Das Ziel der Punktereform im letzten Jahr war eine Vereinfachung des Systems. Noch während aber an letzten Details gefeilt wurde, war schon klar, dass man dieses Ziel wohl nicht erreichen würde. Nun zeigt sich, dass man sogar weit davon entfernt ist.
Wenige Monate nach Durchführung der Reform wurde nun schon nachgebessert. Zum 05.12.2014 sind einige Änderungen in Kraft getreten, die für etliche Kraftfahrer zu einer ernsthaften Bedrohung des Führerscheins werden. Es geht um das Maßnahmesystem im Straßenverkehrsgesetz, das eingreift, wenn bestimmte Punktestände erreicht oder überschritten sind. Das ist im Grunde nichts Neues.
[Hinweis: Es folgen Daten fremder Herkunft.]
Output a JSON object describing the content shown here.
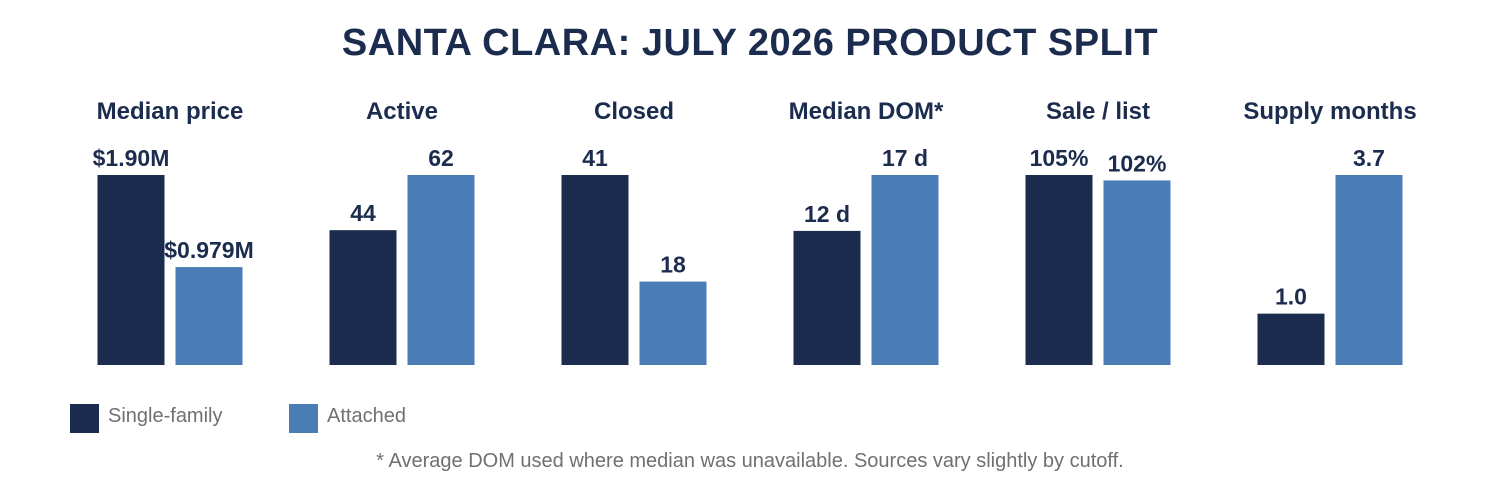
{
  "chart_data": {
    "type": "bar",
    "title": "SANTA CLARA: JULY 2026 PRODUCT SPLIT",
    "series": [
      {
        "name": "Single-family",
        "color": "#1b2c4e"
      },
      {
        "name": "Attached",
        "color": "#4a7db5"
      }
    ],
    "panels": [
      {
        "title": "Median price",
        "values": [
          1.9,
          0.979
        ],
        "labels": [
          "$1.90M",
          "$0.979M"
        ]
      },
      {
        "title": "Active",
        "values": [
          44,
          62
        ],
        "labels": [
          "44",
          "62"
        ]
      },
      {
        "title": "Closed",
        "values": [
          41,
          18
        ],
        "labels": [
          "41",
          "18"
        ]
      },
      {
        "title": "Median DOM*",
        "values": [
          12,
          17
        ],
        "labels": [
          "12 d",
          "17 d"
        ]
      },
      {
        "title": "Sale / list",
        "values": [
          105,
          102
        ],
        "labels": [
          "105%",
          "102%"
        ]
      },
      {
        "title": "Supply months",
        "values": [
          1.0,
          3.7
        ],
        "labels": [
          "1.0",
          "3.7"
        ]
      }
    ],
    "legend_position": "bottom-left",
    "grid": false,
    "footnote": "* Average DOM used where median was unavailable. Sources vary slightly by cutoff."
  }
}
Auch nach dem alten System, an das sich viele sicher erinnern, gab es solche Maßnahmen, nämlich eine Verwarnung bei Erreichen von mindestens 8 Punkten, eine Verpflichtung zum Aufbauseminar bei einem Stand von mindestens 14 Punkten und schließlich, bei 18 und mehr Punkten, die Entziehung der Fahrerlaubnis.
Mit der Umstellung des Punktesystems im letzten Jahr sind auch diese Maßnahmen etwas geändert worden. Jetzt gibt es eine Ermahnung bei 4 oder 5 Punkten, eine Verwarnung bei 6 oder 7 Punkten und die Entziehung bei mindestens 8 Punkten. Sowohl im alten wie auch im neuen System war aber der Grundgedanke, dass diese Maßnahmen nacheinander zu ergreifen waren, bevor am Ende die Fahrerlaubnis entzogen wird.
Beispiel: Wer schon 13 Punkte (nach alter Bewertung) hatte und nun 6 oder 7 Punkte wegen einer Straftat (etwa Kennzeichenmissbrauch oder Unfallflucht) dazu bekam, erreichte auf einmal die Grenze von 14 und die von 18 Punkten. Weil aber die Maßnahme „Aufbauseminar“ noch nicht durchgeführt war, konnte und sollte die Maßnahme „Entziehung der Fahrerlaubnis“ nicht ergriffen werden. Die gesetzliche Regelung sah in diesem Fall eine Reduzierung der Punkte auf 17 vor. Hintergrund war der Gedanke, dass eine solche Maßnahme quasi erzieherischen Charakter haben und dass der Betroffene dadurch auch gewarnt werden sollte, bevor als letzter Schritt die Fahrerlaubnis entzogen wird.
Dieses Prinzip führte zusammen mit dem Tattagsprinzip dazu, dass Taten, die noch nicht rechtskräftig entschieden und deshalb zum Zeitpunkt der Maßnahme noch nicht im Verkehrszentralregister eingetragen waren, quasi von der Maßnahme mit ergriffen wurden. Wenn im Beispiel oben noch eine Bußgeldsache offen gewesen wäre, die nach Ergreifen der Maßnahme „Aufbauseminar“ rechtskräftig geworden wäre, hätte die Eintragung zum Überschreiten der 17 Punkte geführt und die Fahrerlaubnis hätte entzogen werden müssen. Weil die Ordnungswidrigkeit aber schon vor der Maßnahme begangen worden war, konnte sich die Warnfunktion der Maßnahme gar nicht verwirklichen. Die Maßnahme hätte ihren Zweck in dieser Situation nicht erreichen können. Deshalb konnten nach der alten Regelung schon vor der Maßnahme begangene Taten den Punktestand nicht mehr erhöhen. Dieses nachvollziehbare Prinzip wurde auch mit der Reform zunächst in das neue System übernommen. Mit der Gesetzesänderung zum 05.12.2014 gilt es aber nur noch eingeschränkt und oft nicht.
Zukünftig wird es nur noch darauf ankommen, von welchen Taten und Eintragungen die Fahrerlaubnisbehörde Kenntnis hat. Nur diese Eintragungen werden bei der zu ergreifenden Maßnahme berücksichtigt. Waren zum Zeitpunkt der Maßnahme schon andere Taten geschehen, die aber erst später in Flensburg eingetragen werden, erhöhen diese Eintragungen den Punktestand nach der Durchführung der Maßnahme und führen gegebenenfalls unmittelbar zu nächsten, die auch aus der Entziehung der Fahrerlaubnis bestehen kann. Die Warnfunktion der vorgegangenen Maßnahme wird in diesen Fällen völlig aufgegeben. Auch das Tattagprinzip, das vom Bundesverwaltungsgericht im Jahr 2008 als verbindlich bezeichnet wurde und erst später tatsächlich im Gesetz verankert wurde, wird dadurch aufgeweicht.
Fazit: Konsequenzen der Änderung zum 05.12.2014 werden etliche Kraftfahrer wohl noch zu spüren bekommen. Nach der Rechtslage bis 04.12.2014 drohte keine Entziehung der Fahrerlaubnis, nun aber bei gleichem unverändertem Sachverhalt und ohne Hinzutreten weiterer Punkte müssen sie das befürchten.